There is no aggression here, so there’s nothing awry … other than the fact that I don’t know this man. I blocked him in 2023 after an endless flurry of bizarre letters. We were never friends, and he’s been apologising for writing apologetic messages ever since:
I’m not sure what to do. The whole point of this was so I could say things to you other than, “I’m sorry, thank you, and I love you.”
It never dawned on him that simply respecting my boundaries might have been a good thing to do.
> I thought you liked playing the sock game.
I didn’t. I reported them all.
If we could discuss some things that’d be great. If not please don’t block this one. I’ll be good.
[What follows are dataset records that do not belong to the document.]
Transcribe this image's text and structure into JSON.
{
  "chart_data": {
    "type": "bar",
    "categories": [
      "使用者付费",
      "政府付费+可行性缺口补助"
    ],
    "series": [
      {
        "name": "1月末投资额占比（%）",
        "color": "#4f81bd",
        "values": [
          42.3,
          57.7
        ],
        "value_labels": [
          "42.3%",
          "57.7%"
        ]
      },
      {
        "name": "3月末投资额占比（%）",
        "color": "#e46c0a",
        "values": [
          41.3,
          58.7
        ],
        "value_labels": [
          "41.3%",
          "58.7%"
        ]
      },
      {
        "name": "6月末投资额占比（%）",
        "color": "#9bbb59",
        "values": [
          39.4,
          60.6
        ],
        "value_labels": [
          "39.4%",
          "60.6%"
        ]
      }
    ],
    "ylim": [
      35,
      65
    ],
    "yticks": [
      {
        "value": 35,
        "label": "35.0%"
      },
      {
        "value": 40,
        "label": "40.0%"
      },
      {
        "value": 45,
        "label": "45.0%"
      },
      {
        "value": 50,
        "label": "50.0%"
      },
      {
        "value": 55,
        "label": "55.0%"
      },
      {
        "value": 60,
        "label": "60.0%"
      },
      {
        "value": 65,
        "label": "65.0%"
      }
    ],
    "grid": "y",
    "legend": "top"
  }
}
He never was. He’d asked if we could discuss some things repeatedly for a year. He insisted on injecting himself into my life no matter how many times I blocked his fake profiles. He knew far too much about me and told me far too much about himself in return. When he wasn’t harassing me, he was trying to get at me through my friends. Then he was perma-banned.
If I lived in his country, I’d be feeling pretty fearful right now.
Not all harassment is overtly aggressive. Online stalking is a poor comparator to real-world abuse, but not all assaults are blatantly violent either. Not all abuse is obviously forceful, and it’s the polite violations that creep into your bones. Bruises and force are useful labels that tell you exactly what’s happening to you. When there are no bruises, you don’t get the luxury of clarity. By the time you suspect you’re being gaslit, you’ve already lost faith in your own interpretation of events. That’s why abused women often say they wished their abusive partners had just hit them. At least then they’d know what had happened to them.
Azis Ansari is the poster child of coercive assault. One of his victims shared her experience with him in 2018. In the piece, she says she explicitly told him she felt forced. She repeatedly moved his hands away and asked him to slow down. She even said no. She asked him if they could keep their clothes on. Ansari was polite. He just didn’t find her boundaries particularly important.
Soon after the story broke, an anonymous man wrote a Vox piece titled, “I thought I was one of the good guys. Then I read the Aziz Ansari story.” In the article he writes, “Her verbal objections, I convinced myself, were her poetic way of telling me she liked me enough to want to be in a relationship with me. She was telling me to stop. And I didn’t.”
These kinds of “gentle” pushes are a form of violence, but even women struggle to slap a label on them. Coercive predators find it even harder. They aren’t hitting people with closed fists or raping them at knife-point, so they must be one of the good guys.
But if you ignore boundaries, you are one of the bad guys, no matter how “polite” and “nice” you are. If you aren’t stopping when someone tells you to, if you’re pushing through someone else’s self-determination, your actions could be classified as a felony.